Fern Britton tells TV Times magazine why she couldn’t be happier hosting The Big Allotment Challenge (BBC2, Tuesday)…

Last time we spoke to you, you were twirling around the Strictly Come Dancing floor and now you’re in an allotment!
“I’d love to tell you I stroll around the allotments wearing a sequin G-string under my jeans, but no – just nice, big warm pants. And a vest! But don’t worry, I’ve still got my Strictly false eyelashes on!”

That’s good to know! What has presenting this show been like?
“We have a lot of fun. There’s plenty of silly British humour with jokes about ripe, plump and firm melons in melon week, for example. We half expected Sid James to pop up amongst the runner beans at times.”

We have The Great British Bake Off and The Great British Sewing Bee – do you mind The Big Allotment Challenge being compared to them?
“I take that as a huge compliment as they’re two cracking shows. And like them, our series has frightfully nice contestants that you care about. They’re decent people who aren’t trying to become famous or win a job working at Buckingham Palace – they’re doing it because they’re passionate about gardening, want to impress their mates and enjoy themselves.”

Do you think the show will do for allotment gardening what Bake Off’s done for baking?
“Why not? I think it could. I hope garden centres are rocking on Easter weekend after our first episode has aired. I don’t think people need to rush out and put their name on allotment waiting lists though, as you can grow so much at home in a dustbin, drainpipe or on a window sill, as viewers will see.”

What are the challenges in the show like?
“They are properly hard, but there’s no point playing a game that doesn’t stretch you. Finding three radishes that are identical in size, shape, colour and without blemish is really difficult because you can plant 100 seeds, but you don’t know what you’ll end up with.”

If you were to take part, how do you think you would do?
“I think I’d be OK at growing three matching blooms, although I’d be hopeless at making a flower arrangement. I like half a dozen daffs in a milk jug so making a formal bouquet would freak me out. As for the preserve-making…well, my mint jelly is excellent and every autumn I make crab apple and blackberry jelly from our garden.”

How did it feel wearing wellies instead of heels on TV?
“All my telly life has been in controlled studio environments with make-up ladies constantly powdering my nose and reapplying lipstick, so this was very relaxing. It was great wearing wellies instead of heels and if my hair blew all over the place it didn’t matter. The make-up lady did try with the hairspray but in the end said, “I give up!””

Have you learnt a lot while presenting the show, too?
“I’ve learnt such a lot making this series – it’s made me itch to get out in my own garden. I’ve got four allotment-style beds which I fill with sweet peas, cosmos and roses – although I’m not too good growing roses. I’ve fallen hopelessly in love with zinnias making this series so I’ve been sowing those like crazy.
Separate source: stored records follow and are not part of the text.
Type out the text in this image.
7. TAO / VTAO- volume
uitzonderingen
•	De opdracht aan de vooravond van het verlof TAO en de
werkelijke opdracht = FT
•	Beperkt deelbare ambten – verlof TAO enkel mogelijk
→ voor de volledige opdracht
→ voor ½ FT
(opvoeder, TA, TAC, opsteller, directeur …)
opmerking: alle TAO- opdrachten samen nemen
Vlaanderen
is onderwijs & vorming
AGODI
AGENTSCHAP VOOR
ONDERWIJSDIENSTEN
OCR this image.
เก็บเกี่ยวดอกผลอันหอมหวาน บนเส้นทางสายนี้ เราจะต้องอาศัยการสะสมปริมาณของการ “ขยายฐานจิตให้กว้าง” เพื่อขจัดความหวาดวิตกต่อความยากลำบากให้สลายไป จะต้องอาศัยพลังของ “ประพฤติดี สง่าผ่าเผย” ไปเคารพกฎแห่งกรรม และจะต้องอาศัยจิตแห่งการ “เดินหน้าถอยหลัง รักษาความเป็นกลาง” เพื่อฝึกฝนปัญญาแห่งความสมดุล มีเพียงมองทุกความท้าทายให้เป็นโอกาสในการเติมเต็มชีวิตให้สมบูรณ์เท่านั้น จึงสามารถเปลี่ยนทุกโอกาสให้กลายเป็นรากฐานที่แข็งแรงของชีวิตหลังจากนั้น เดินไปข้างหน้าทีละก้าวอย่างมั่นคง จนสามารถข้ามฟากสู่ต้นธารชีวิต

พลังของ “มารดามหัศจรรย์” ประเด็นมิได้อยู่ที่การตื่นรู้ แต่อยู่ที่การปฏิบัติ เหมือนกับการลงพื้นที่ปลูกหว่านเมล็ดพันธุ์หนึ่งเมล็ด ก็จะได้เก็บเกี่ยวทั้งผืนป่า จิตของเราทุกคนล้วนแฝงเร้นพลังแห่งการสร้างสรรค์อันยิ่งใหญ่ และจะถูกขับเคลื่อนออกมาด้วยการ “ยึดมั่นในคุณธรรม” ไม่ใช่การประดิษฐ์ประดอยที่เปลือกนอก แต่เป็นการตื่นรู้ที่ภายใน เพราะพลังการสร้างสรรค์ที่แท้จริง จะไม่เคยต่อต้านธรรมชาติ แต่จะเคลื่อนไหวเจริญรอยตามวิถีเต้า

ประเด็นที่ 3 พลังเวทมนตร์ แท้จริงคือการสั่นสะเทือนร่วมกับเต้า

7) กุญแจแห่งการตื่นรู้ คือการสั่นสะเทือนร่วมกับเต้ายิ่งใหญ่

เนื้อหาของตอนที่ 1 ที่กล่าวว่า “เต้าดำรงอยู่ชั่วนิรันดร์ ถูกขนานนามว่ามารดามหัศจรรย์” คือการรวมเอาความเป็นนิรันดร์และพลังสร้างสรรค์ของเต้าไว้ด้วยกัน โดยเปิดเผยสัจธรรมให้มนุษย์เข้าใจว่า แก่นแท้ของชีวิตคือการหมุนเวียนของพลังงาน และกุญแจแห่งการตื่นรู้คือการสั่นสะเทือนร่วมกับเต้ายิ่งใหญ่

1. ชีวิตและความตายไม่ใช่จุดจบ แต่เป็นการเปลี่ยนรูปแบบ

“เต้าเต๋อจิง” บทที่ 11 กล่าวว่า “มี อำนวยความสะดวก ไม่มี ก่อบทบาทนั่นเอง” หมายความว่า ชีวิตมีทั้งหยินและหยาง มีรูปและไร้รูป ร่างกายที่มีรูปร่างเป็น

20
I’ve dug out my beds and plan to have runner beans, peas, lettuce, aubergines and tomatoes and also, thanks to the show, I’m trying onions!”

Is this a dream job for you?
“Oh it is, I’ve been gardening since I was toddler. It’s always been in me. And since I left This Morning, I’ve had the time to indulge my gardening passion.”

Do you miss the buzz and excitement of daily live TV?
“I loved it, but after 30-odd years I wouldn’t necessarily want to do it again five days a week. I have a really wonderful life now which revolves around my husband and the children, writing, cycling, gardening and the odd bit of filming.”